The EU has gone even further, with the latest Corporate Sustainability Due Diligence Directive given the green light by the Council in May (though at the time of writing, has not yet formally passed into law), making companies from the EU and outside of the EU (under certain conditions) establish due diligence procedures to protect human rights and the environment, including their whole value chain even if this means third countries (addressing issues of misbehaviour in less developed countries). Again, UK (and other third country) companies operating in the EU will have to comply if more than €450 million of their turnover is gained in EU territory. Even if the application of specific reporting standards for some sectors and third countries has been delayed until 2026, the general reporting rules are already enforceable, and some companies will need to make considerable effort to change their ways. This is more the case with the recent approval of yet again another Directive to prevent greenwashing, in an attempt to protect the public from false ‘green’ claims.
Meanwhile in the UK the approach to these matters has been subdued. The 2023 Green Finance Strategy set up the first steps for companies’ reporting on sustainability matters since the Brexit vote. In theory, the UK has attempted to distance itself from the EU approach focusing instead on the adherence and endorsement of international bodies’ standards and guidelines (namely the two new International Financial Reporting Standards [IFRS] approved in 2023 on Disclosure of Sustainability-related Financial Information and Climate-related Disclosures). This endorsement materialised just before the last general election (May 2024), constituting the UK framework. But if one takes into consideration on one hand that the EU Directives and Regulations ensure interoperability with the same international framework, and on the other hand, that the UK Green Taxonomy (effectively the decision on what type of investments are green/sustainable or not) is being developed to ensure the same international interoperability, and with the recommendation to ‘align concepts, methodologies, metrics, and thresholds with the EU Taxonomy where possible’, then in practice the divergence between the UK and the EU in this area is limited. Significant though, is the fact that the UK rules only apply to large corporations and exclude SMEs, but if these want to operate in the EU, they will have to adapt their reporting to EU rules.
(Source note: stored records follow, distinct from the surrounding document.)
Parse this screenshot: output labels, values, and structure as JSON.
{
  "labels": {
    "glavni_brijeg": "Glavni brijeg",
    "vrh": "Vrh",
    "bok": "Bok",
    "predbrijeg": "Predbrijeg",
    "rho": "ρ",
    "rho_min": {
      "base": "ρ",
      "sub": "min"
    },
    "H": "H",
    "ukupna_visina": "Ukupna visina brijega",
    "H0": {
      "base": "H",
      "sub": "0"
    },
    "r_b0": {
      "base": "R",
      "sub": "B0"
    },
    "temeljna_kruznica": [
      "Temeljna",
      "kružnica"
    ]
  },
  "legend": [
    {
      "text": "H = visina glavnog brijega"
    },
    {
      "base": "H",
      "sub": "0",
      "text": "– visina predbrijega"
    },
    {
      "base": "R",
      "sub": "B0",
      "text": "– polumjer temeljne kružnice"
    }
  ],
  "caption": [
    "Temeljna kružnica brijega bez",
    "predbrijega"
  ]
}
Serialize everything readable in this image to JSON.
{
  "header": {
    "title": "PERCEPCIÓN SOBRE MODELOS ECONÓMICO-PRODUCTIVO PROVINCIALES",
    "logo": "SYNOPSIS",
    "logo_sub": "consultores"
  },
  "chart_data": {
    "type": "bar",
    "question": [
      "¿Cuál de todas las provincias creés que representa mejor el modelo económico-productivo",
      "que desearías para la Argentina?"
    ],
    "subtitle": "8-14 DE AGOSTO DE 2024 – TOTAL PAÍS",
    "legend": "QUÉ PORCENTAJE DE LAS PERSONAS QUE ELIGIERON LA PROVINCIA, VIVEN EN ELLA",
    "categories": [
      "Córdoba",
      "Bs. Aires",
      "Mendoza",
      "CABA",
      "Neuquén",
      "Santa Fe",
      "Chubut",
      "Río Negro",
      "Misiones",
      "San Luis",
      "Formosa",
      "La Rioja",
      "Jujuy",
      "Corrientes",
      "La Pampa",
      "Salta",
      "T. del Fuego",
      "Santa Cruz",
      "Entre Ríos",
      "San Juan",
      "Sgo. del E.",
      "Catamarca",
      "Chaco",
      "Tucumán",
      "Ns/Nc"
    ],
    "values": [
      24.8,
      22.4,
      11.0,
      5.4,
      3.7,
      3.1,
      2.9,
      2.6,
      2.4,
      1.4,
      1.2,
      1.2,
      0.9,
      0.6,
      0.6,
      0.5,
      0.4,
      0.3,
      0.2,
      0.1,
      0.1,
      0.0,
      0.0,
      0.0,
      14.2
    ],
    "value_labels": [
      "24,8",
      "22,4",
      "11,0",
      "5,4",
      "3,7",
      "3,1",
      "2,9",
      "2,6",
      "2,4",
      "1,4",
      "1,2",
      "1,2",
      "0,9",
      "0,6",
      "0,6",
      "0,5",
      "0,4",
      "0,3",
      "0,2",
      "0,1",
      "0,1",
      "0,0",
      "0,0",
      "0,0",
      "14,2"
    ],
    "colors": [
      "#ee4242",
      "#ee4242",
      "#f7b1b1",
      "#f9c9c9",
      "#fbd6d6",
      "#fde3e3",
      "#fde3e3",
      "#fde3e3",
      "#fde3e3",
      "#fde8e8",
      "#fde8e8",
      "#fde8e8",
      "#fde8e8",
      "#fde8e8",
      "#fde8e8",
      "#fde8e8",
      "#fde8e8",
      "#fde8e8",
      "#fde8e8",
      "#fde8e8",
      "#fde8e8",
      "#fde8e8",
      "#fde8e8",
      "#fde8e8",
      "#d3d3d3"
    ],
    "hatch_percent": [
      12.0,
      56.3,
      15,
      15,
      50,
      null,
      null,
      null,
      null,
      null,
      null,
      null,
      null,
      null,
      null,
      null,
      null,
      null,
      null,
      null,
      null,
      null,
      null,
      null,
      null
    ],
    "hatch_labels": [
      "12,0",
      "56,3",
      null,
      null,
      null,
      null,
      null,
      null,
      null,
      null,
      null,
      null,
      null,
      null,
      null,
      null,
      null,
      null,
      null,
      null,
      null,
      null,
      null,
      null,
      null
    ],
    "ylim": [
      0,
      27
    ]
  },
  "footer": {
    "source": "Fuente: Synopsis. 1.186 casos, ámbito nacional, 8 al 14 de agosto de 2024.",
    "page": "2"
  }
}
Guidance for SMEs and for specific sectors are still in development at EU level, but given the newly elected UK Labour Government aims to build a ‘closer’ relationship with the EU, and some steps towards greener policies are emerging (like the scrapping of the onshore wind ban and the withdrawal of the support for a new coal mine in Cumbria), it is likely that UK businesses will see more alignment with EU sustainability rules in the near future anyway.